Les banques européennes durcissent leurs rémunérations variables
A quelques semaines du versement des bonus 2012 de leurs équipes, les banques de financement et d’investissement (BFI) européennes commencent à dévoiler leur stratégie. Ainsi, Credit Suisse va de nouveau asseoir une partie des rémunérations variables sur ses actifs toxiques, tout en limitant le nombre de bénéficiaires. Selon Reuters, environ 2.000 managing directors et directors de la BFI seront concernés cette année, contre 5.500 cadres du groupe dans son ensemble lors de la précédente mouture, début 2012.
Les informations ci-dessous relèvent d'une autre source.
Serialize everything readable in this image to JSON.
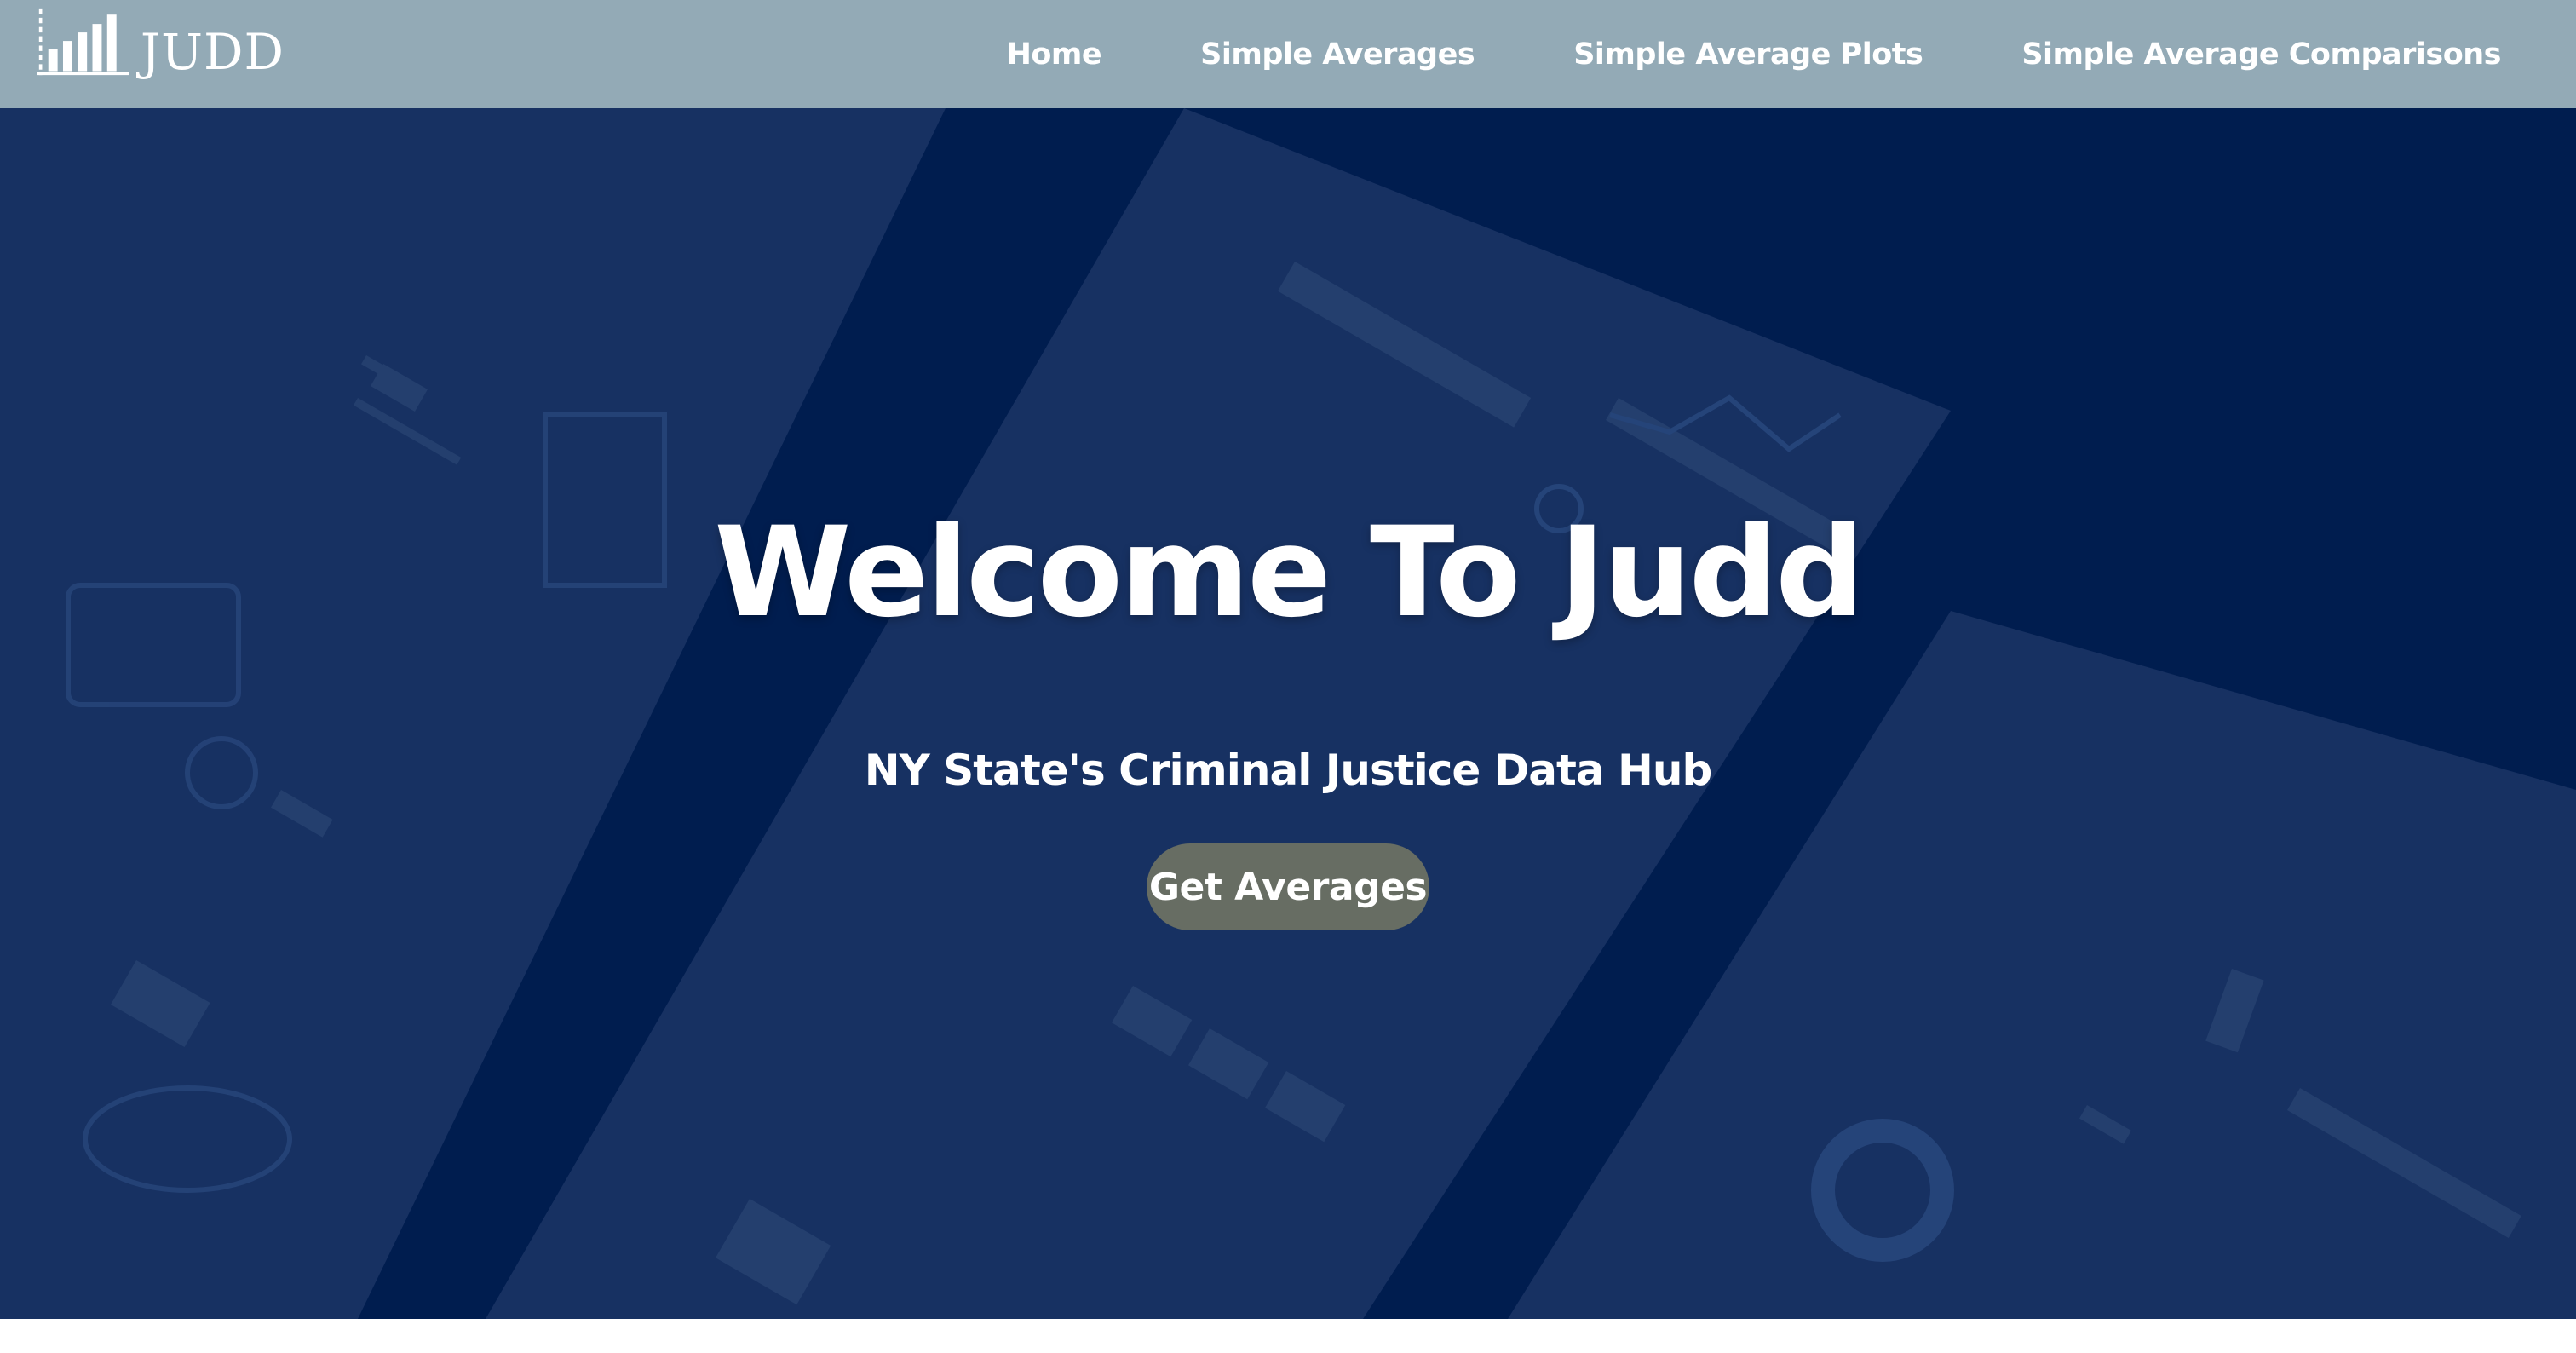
{
  "brand": {
    "name": "JUDD"
  },
  "nav": {
    "items": [
      {
        "label": "Home"
      },
      {
        "label": "Simple Averages"
      },
      {
        "label": "Simple Average Plots"
      },
      {
        "label": "Simple Average Comparisons"
      }
    ]
  },
  "hero": {
    "title": "Welcome To Judd",
    "subtitle": "NY State's Criminal Justice Data Hub",
    "cta_label": "Get Averages"
  },
  "colors": {
    "navbar": "#93aab6",
    "hero_background": "#001e50",
    "button": "#676d63",
    "text": "#ffffff"
  }
}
Credit Suisse avait alors créé un véhicule abritant 12 milliards de dollars (9,2 milliards d’euros) d’obligations adossées à des dérivés, avec un taux d’intérêt attractif. La valeur du versement définitif dépendra toutefois de l’évolution des actifs sous-jacents sur plusieurs années. Pour la banque, ce type de mécanisme permet de transférer des risques de son bilan vers ses employés. Il l’aide aussi à réduire la part du bonus versée en numéraire, très encadrée en Europe, et la part en actions, de plus en plus décriée. Le montant de l’enveloppe totale devrait être en baisse, alors que le groupe a lancé cet automne un nouveau plan d’économies.
Si l’initiative de Credit Suisse reste isolée, d’autres BFI préparent un durcissement de leur politique de rémunération sous la pression des actionnaires et des régulateurs.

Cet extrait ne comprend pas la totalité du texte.